Pulaski County Commissioners Sign Off on Yearly JDAI Grant Application

Pulaski County’s Juvenile Detention Alternatives Initiative is seeking funding for another year. The county commissioners Monday agreed to let JDAI Coordinator Natalie Federer proceed with her regular grant application.

“JDAI, Juvenile Detention Alternatives Initiative, is a DOC-funded grant, and that’s what pays for my salary, so through Department of Correction,” she explained. “And then the other monies I ask for in here besides my salary all are for programs.” Federer said some of that money would go toward the at-risk youth mentoring program, which is now in its third year, as well as a newly-launched truancy and chronic absence program for middle and high school students.
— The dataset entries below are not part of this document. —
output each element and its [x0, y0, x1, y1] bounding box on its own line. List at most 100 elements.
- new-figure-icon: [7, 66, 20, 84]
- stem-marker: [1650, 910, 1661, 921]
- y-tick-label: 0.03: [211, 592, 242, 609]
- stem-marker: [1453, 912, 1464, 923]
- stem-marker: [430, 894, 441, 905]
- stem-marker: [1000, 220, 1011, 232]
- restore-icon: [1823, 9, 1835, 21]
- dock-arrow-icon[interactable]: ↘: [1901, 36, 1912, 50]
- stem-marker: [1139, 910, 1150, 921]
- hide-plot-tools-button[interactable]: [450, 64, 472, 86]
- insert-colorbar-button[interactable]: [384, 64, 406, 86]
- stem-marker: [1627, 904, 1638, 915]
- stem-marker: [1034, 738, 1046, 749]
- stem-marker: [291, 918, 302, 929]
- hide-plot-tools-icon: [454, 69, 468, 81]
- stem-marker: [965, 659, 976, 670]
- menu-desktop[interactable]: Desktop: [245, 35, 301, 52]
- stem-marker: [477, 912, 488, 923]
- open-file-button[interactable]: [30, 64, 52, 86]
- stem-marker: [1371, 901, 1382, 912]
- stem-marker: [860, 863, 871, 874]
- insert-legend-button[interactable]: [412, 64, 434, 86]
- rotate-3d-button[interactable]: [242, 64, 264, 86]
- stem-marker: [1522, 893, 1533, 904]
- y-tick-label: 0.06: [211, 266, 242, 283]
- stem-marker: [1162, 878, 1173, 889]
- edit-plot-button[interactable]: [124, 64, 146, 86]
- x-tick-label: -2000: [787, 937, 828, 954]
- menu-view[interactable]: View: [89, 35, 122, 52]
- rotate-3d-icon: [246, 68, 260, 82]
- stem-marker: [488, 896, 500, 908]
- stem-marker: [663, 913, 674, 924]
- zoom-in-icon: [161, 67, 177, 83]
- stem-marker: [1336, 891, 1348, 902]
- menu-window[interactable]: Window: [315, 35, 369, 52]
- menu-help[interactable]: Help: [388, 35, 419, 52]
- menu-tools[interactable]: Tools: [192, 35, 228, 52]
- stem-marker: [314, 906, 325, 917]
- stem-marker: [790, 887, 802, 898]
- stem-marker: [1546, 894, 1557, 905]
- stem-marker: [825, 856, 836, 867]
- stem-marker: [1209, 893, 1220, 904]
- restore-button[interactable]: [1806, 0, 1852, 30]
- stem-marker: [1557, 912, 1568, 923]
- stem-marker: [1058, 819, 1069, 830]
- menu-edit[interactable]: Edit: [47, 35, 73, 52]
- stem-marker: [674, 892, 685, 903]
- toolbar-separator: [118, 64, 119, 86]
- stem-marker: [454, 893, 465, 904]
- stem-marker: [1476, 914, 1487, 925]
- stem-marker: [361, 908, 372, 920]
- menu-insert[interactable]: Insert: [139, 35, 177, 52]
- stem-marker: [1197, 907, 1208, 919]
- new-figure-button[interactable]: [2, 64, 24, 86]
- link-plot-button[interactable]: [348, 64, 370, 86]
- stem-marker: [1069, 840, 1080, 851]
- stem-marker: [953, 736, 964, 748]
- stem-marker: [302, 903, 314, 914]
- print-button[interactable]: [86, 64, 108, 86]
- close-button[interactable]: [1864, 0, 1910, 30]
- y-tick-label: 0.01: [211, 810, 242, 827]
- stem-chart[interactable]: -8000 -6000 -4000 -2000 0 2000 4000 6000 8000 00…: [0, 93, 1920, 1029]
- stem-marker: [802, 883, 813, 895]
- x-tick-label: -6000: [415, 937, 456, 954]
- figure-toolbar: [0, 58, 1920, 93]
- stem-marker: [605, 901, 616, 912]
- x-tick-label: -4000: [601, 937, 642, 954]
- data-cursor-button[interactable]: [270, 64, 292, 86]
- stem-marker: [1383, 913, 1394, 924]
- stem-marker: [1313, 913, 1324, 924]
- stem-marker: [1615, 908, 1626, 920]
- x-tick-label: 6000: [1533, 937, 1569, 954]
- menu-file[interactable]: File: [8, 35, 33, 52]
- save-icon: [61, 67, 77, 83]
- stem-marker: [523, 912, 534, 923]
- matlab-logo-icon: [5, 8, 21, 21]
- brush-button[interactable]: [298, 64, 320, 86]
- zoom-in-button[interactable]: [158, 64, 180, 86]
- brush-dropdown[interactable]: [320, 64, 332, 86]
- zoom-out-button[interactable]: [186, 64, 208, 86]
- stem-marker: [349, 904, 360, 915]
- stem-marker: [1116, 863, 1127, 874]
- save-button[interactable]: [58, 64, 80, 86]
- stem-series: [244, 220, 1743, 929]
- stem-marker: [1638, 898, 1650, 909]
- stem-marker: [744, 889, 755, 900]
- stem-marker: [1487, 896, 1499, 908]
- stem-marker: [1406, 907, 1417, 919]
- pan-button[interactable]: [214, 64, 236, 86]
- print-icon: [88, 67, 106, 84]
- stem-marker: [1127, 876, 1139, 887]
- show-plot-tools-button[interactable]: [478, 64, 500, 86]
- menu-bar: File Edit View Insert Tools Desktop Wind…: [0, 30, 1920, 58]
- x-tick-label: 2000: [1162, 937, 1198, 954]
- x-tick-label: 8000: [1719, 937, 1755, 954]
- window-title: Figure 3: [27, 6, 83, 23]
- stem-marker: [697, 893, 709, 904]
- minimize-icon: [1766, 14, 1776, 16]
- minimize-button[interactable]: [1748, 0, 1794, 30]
She explained that the maximum amount the county may ask for this year is just under $70,000. “We’re going into our fourth year,” she said. “That means that my pay gets less and less, as well, but my programming funding can stay the same, and so then, the rest of the funding will support the at-risk youth mentoring program, as well as that truancy program that we’re putting into place right now.”

Federer said the Department of Correction funding ends entirely after year five, but there will be other funding sources available at that point. She added that while her hours with JDAI will decrease, she’ll pick up new duties, as she helps Pulaski County launch its veterans court.